P-Fac fight for Vallera
September 3, 2012
P-Fac, Columbia’s part-time faculty union, has alleged in written statements that its president and adjunct faculty member in the Photography Department Diana Vallera is to be disciplined by Columbia for claiming that the General Counsel’s office had her under surveillance.This became the subject of a report Vallera filed with the Evanston police in January 2012.
Vallera filed an unfair labor practice suit against the administration on these grounds on March 16, which the National Labor Relations Board dismissed on June 29 as “lacking sufficient evidence.”

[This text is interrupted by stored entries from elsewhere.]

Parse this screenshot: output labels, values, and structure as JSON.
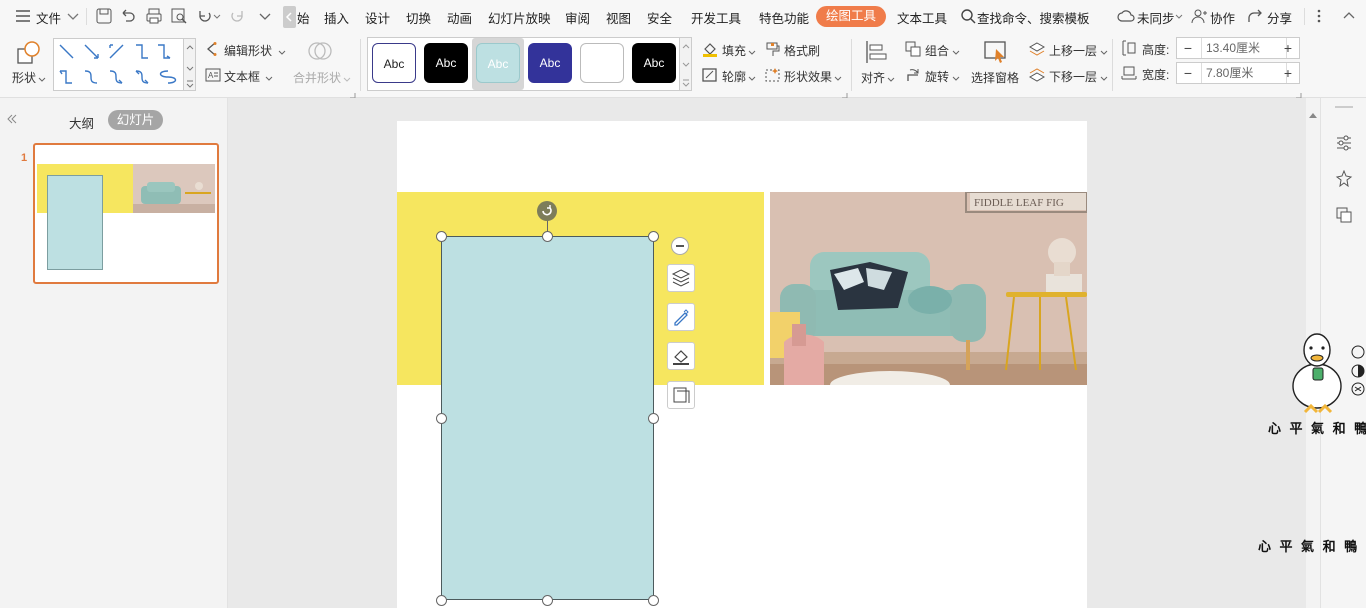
{
  "menubar": {
    "file": "文件",
    "tabs": [
      "始",
      "插入",
      "设计",
      "切换",
      "动画",
      "幻灯片放映",
      "审阅",
      "视图",
      "安全",
      "开发工具",
      "特色功能",
      "绘图工具",
      "文本工具"
    ],
    "active_tab": "绘图工具",
    "search": "查找命令、搜索模板",
    "sync": "未同步",
    "collab": "协作",
    "share": "分享"
  },
  "ribbon": {
    "shape": "形状",
    "edit_shape": "编辑形状",
    "textbox": "文本框",
    "merge_shape": "合并形状",
    "style_samples": [
      "Abc",
      "Abc",
      "Abc",
      "Abc",
      "",
      "Abc"
    ],
    "fill": "填充",
    "format_painter": "格式刷",
    "outline": "轮廓",
    "shape_effect": "形状效果",
    "align": "对齐",
    "group": "组合",
    "rotate": "旋转",
    "selection_pane": "选择窗格",
    "bring_forward": "上移一层",
    "send_backward": "下移一层",
    "height_label": "高度:",
    "height_value": "13.40厘米",
    "width_label": "宽度:",
    "width_value": "7.80厘米"
  },
  "leftpane": {
    "outline_tab": "大纲",
    "slides_tab": "幻灯片",
    "slide_number": "1"
  },
  "slide": {
    "picture_sign": "FIDDLE LEAF FIG"
  },
  "watermark": "心 平 氣 和 鴨",
  "colors": {
    "accent": "#f07c4a",
    "yellow": "#f6e65f",
    "teal_shape": "#bde0e2",
    "navy_style": "#33339a"
  }
}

According to press releases the union sent pit Aug. 16, 18, 20 and 22, Interim Provost Louise Love had scheduled a meeting with Vallera on Aug. 17, later moved to Aug. 24 to discuss possible disciplinary action. However, both meetings were postponed, with no meeting scheduled as of press time and no explanation as to why.
Both the administration and Vallera declined to speak on the matter, saying, “The situation is currently in a limbo,” Vallera said.

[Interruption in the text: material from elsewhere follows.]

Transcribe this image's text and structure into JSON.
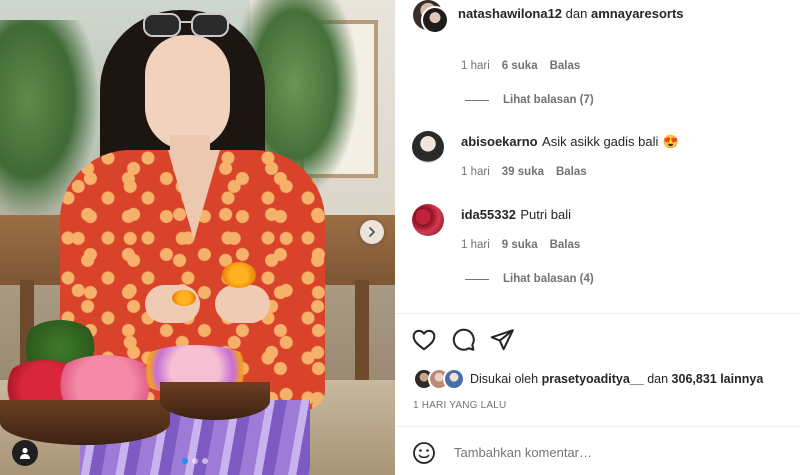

However, the Steering Committee, P-Fac’s bargaining group, wrote a statement on her behalf, stating: “The P-Fac Steering Committee regards the General Counsel’s misconduct accusation against P-Fac President Diana Vallera as unfounded, retaliatory and unlawful. We call upon Interim Provost Louise Love to officially end this campaign of intimidation and to focus the administration’s time, energy and money on negotiating a fair contract with the faculty union without delay.”
P-Fac called on the Columbia community to “show [its] support” by sending emails to Love and calling on “the administration to stop harassing, intimidating and coercing Vallera” according to the Aug. 16 press release.
The United Staff of Columbia College, joined P-Fac in its denunciation of the administration, which the US of CC wrote, in an Aug. 16 letter that expressed the organization’s “deep concern” regarding the charges against Vallera. In the letter, the US of CC suggested “a more collaborative [community] based on true transparency and mutual respect.”
The union also launched a petition on Vallera’s behalf, that received 497 signatures as of press time.
The Coalition Against Corporate Higher Education called on its members to picket the school at a meeting on Aug. 24 that was later canceled, according to P-Fac.